Yadanar Maung, porte-parole du groupe militant Justice for Myanmar, s’est félicité de la décision de TotalEnergies : « TotalEnergies s’est enfin tenu compte des appels du peuple birman, de la société civile locale et internationale à mettre un terme au flux de fonds vers la junte terroriste. Il est désormais essentiel que les gouvernements internationaux aillent de l’avant et prononcent des sanctions ciblées sur le pétrole et le gaz afin de priver la junte de profiter des projets pétroliers et gaziers restants ».

Chevron a également décidé de se retirer après avoir mené une vigoureuse campagne de lobbying à Washington pour poursuivre ses activités en Birmanie. Un porte-parole de Chevron a déclaré : « À la lumière des circonstances en Birmanie, nous avons revu nos intérêts dans le projet de gaz naturel de Yadana pour permettre une transition planifiée et ordonnée qui conduira à notre retrait du pays. Ayant une participation minoritaire dans le projet, notre priorité immédiate reste la sécurité et le bien-être des employés, la sécurité des opérations et la fourniture de l’énergie dont les populations du Myanmar et de la Thaïlande ont tant besoin ».

La pression des militants

Face à la pression intense de la part des militants des droits de l’homme, la société australienne Woodside Petroleum – qui possède des licences d’exploration pour neuf sites – a déclaré la semaine dernière qu’elle allait emboiter le pas à Chevron et à TotalEnergies.

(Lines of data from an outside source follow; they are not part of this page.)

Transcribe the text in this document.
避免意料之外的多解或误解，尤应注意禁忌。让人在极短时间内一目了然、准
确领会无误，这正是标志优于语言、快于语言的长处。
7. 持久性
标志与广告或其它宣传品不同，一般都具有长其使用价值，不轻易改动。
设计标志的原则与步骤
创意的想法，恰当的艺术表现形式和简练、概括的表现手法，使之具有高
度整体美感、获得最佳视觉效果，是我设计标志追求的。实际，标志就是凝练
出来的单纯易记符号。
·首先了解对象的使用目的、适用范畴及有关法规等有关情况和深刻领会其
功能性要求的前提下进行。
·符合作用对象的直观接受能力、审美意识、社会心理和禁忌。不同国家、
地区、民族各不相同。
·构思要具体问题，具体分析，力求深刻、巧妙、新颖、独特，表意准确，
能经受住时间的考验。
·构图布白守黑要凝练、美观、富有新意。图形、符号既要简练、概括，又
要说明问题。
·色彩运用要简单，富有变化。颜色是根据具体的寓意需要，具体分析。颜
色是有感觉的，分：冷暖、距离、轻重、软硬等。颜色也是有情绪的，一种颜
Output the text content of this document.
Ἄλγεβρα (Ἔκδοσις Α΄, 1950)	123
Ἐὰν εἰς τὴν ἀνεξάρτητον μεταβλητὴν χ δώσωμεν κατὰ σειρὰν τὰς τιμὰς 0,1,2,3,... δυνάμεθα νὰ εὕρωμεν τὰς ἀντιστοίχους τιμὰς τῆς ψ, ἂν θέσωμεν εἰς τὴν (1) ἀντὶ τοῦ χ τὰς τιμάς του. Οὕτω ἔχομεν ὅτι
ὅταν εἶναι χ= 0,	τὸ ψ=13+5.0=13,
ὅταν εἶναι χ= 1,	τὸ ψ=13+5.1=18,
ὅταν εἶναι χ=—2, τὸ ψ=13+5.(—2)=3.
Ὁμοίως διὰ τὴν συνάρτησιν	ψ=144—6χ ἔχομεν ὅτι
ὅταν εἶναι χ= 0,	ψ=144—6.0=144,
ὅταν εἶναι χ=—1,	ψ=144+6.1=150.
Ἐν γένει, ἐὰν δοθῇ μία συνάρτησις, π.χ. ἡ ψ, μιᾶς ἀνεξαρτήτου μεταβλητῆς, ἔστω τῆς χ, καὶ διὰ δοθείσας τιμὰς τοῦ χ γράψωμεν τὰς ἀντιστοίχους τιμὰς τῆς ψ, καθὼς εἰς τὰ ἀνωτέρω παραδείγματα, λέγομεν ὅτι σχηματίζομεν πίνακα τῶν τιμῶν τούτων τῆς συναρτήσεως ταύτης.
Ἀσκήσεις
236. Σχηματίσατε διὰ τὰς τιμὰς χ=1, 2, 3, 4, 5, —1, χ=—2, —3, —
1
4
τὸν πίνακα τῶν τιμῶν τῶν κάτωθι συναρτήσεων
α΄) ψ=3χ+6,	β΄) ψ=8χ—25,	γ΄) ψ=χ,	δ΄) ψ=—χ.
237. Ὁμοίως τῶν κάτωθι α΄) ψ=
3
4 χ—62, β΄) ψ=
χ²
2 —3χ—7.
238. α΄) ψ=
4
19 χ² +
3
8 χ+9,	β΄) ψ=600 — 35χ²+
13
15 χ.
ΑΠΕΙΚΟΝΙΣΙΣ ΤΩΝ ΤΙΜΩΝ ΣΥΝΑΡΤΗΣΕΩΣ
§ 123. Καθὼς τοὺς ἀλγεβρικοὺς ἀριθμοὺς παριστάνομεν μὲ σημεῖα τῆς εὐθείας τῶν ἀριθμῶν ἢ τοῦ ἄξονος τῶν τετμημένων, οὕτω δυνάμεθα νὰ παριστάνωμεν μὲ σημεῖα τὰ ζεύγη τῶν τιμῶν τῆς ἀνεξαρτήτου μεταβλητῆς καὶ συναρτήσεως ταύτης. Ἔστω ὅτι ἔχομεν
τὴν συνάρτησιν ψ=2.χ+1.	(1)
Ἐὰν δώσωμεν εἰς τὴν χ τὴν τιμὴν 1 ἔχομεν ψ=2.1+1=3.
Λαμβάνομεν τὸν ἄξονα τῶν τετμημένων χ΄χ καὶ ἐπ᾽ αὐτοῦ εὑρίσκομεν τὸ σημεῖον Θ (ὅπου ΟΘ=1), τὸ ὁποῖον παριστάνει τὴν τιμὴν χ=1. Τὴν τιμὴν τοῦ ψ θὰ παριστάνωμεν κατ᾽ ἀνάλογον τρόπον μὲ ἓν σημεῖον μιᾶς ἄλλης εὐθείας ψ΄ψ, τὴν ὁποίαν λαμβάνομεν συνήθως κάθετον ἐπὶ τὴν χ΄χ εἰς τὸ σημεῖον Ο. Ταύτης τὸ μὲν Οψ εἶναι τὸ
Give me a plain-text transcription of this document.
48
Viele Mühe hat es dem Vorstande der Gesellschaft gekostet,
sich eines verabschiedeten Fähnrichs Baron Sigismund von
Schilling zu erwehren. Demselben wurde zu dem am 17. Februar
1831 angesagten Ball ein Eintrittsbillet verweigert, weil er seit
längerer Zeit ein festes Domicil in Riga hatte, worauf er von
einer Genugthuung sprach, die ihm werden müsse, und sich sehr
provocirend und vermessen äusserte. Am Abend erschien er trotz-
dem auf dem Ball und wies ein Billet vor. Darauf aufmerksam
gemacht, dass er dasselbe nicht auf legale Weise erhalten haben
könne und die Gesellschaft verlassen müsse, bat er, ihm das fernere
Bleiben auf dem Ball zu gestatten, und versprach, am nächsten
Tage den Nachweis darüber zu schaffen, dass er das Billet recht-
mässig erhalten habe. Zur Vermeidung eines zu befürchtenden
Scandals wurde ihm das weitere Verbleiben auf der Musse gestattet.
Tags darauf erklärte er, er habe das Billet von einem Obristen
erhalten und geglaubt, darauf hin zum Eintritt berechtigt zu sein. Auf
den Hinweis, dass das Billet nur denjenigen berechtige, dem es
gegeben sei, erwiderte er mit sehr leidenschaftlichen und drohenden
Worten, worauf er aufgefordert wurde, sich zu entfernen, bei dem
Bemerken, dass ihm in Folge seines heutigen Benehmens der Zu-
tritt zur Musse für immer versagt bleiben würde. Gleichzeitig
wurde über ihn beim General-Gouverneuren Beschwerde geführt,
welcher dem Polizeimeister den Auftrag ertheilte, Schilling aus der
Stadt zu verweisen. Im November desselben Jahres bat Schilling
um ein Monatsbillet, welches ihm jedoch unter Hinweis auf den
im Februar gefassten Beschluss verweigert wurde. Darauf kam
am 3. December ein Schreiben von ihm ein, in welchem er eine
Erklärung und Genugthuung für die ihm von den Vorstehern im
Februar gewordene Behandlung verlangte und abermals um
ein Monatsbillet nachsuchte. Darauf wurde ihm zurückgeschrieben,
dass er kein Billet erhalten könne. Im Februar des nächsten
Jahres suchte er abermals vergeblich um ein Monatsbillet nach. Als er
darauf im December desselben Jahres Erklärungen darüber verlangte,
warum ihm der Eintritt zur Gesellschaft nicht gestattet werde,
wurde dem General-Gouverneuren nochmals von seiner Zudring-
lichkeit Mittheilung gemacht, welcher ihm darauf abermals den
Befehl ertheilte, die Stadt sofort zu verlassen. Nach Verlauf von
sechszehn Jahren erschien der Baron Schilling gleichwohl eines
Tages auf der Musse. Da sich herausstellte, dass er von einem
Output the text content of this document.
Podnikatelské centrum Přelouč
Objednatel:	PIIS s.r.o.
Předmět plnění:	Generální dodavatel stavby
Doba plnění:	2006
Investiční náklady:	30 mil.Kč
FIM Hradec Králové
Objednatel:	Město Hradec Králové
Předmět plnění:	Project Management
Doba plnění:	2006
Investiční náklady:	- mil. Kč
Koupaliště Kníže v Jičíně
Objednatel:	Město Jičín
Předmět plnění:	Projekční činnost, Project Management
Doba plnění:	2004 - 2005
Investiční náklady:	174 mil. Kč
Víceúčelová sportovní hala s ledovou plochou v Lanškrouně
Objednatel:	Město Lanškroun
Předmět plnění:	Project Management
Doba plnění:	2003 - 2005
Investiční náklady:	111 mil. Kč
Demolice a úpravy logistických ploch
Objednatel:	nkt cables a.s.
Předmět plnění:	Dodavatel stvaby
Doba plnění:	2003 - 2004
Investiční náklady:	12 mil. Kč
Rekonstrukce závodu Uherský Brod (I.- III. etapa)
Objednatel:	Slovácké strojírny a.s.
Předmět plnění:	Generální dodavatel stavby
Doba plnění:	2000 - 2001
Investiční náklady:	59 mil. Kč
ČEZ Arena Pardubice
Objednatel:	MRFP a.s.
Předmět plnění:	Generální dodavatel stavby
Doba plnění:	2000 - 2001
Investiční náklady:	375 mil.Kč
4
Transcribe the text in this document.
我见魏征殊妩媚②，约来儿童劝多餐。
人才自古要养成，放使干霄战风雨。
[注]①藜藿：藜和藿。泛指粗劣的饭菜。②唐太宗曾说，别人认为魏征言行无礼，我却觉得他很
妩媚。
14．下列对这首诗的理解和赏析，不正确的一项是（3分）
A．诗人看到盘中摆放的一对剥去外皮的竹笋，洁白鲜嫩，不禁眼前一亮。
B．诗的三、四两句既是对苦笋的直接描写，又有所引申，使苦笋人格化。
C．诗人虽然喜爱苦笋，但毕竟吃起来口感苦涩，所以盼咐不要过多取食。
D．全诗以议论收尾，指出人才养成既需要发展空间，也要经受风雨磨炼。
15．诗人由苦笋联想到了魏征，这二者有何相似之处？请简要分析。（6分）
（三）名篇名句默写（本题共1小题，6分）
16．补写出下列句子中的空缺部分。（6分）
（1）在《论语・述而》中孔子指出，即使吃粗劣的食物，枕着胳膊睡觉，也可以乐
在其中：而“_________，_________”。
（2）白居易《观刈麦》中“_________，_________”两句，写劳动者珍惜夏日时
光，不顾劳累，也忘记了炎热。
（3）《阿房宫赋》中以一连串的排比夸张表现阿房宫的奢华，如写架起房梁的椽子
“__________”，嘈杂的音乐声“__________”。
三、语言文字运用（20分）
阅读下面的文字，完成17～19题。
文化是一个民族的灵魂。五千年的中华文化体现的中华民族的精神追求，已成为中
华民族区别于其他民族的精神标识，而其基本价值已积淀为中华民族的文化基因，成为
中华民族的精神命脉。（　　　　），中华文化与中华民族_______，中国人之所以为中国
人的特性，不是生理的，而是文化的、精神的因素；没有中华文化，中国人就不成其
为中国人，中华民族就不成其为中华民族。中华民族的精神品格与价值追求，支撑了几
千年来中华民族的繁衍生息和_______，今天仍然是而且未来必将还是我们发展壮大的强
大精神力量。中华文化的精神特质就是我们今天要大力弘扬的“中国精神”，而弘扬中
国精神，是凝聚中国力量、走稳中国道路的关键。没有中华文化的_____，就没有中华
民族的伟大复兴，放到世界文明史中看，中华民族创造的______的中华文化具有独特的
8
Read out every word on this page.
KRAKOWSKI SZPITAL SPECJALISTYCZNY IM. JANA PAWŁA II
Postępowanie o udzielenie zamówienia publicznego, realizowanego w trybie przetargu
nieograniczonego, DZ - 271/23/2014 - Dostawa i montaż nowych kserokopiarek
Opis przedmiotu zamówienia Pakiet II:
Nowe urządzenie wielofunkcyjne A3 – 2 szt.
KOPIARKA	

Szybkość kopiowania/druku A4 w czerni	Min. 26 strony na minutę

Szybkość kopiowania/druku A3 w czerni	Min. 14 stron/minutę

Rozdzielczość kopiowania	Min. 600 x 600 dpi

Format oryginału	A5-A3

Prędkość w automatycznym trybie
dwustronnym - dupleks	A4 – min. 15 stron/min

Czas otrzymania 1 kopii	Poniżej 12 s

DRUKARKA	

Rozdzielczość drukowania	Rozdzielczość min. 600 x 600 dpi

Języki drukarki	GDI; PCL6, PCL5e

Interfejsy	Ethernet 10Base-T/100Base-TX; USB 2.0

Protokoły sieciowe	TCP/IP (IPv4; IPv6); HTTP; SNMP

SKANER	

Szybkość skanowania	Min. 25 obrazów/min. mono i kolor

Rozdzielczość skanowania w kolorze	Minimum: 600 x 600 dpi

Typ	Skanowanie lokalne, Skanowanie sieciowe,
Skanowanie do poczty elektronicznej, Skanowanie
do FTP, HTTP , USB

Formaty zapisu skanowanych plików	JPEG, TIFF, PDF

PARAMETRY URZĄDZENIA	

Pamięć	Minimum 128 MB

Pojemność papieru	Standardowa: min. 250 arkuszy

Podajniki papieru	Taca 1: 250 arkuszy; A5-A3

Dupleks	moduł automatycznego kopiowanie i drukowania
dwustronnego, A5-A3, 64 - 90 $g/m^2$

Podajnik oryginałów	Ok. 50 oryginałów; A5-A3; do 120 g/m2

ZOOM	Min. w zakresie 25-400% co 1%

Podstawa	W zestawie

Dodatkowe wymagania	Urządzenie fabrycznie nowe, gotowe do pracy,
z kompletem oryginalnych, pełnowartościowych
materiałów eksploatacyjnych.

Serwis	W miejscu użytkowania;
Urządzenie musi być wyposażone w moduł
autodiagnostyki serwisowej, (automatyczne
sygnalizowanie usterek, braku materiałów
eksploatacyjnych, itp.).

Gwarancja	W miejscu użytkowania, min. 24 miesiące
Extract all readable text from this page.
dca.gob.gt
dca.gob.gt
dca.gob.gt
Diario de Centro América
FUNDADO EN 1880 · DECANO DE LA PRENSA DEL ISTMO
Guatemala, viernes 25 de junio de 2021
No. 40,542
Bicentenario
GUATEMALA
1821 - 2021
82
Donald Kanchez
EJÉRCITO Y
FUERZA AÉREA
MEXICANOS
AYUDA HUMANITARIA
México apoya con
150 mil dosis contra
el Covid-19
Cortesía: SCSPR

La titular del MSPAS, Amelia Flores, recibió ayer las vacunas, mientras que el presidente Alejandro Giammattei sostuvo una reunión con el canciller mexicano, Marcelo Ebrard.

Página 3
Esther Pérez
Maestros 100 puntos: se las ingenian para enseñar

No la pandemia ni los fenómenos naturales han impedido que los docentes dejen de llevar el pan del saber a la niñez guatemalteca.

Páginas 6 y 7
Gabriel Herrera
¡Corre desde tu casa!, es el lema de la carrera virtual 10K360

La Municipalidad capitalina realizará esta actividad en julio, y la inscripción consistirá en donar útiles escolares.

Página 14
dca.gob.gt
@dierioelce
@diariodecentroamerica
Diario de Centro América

Les militants ont également salué la décision de Woodside. « Les entreprises australiennes et internationales du secteur de l’énergie doivent veiller à ce qu’aucun paiement de revenus ne soit versé à l’armée, qui dépend désormais fortement des devises étrangères pour acheter des armes, des chars et du matériel militaire », a déclaré Clancy Moore, directeur national de la coalition anticorruption Publish What You Pay Australia.

Les revenus de la junte en Birmanie

Un voeux pieux ? Il est en effet peu probable que les retraits de TotalEnergies, Chevron et Woodside empêchent l’exploitation du gaz et bloquent les revenus gaziers du régime. D’autres sociétés, comme la thaïlandaise PTT, pourraient reprendre le projet. Dans son communiqué de presse, TotalEnergies a même affirmé qu’il était « matériellement impossible » d’empêcher la junte de profiter du champ de Yadana.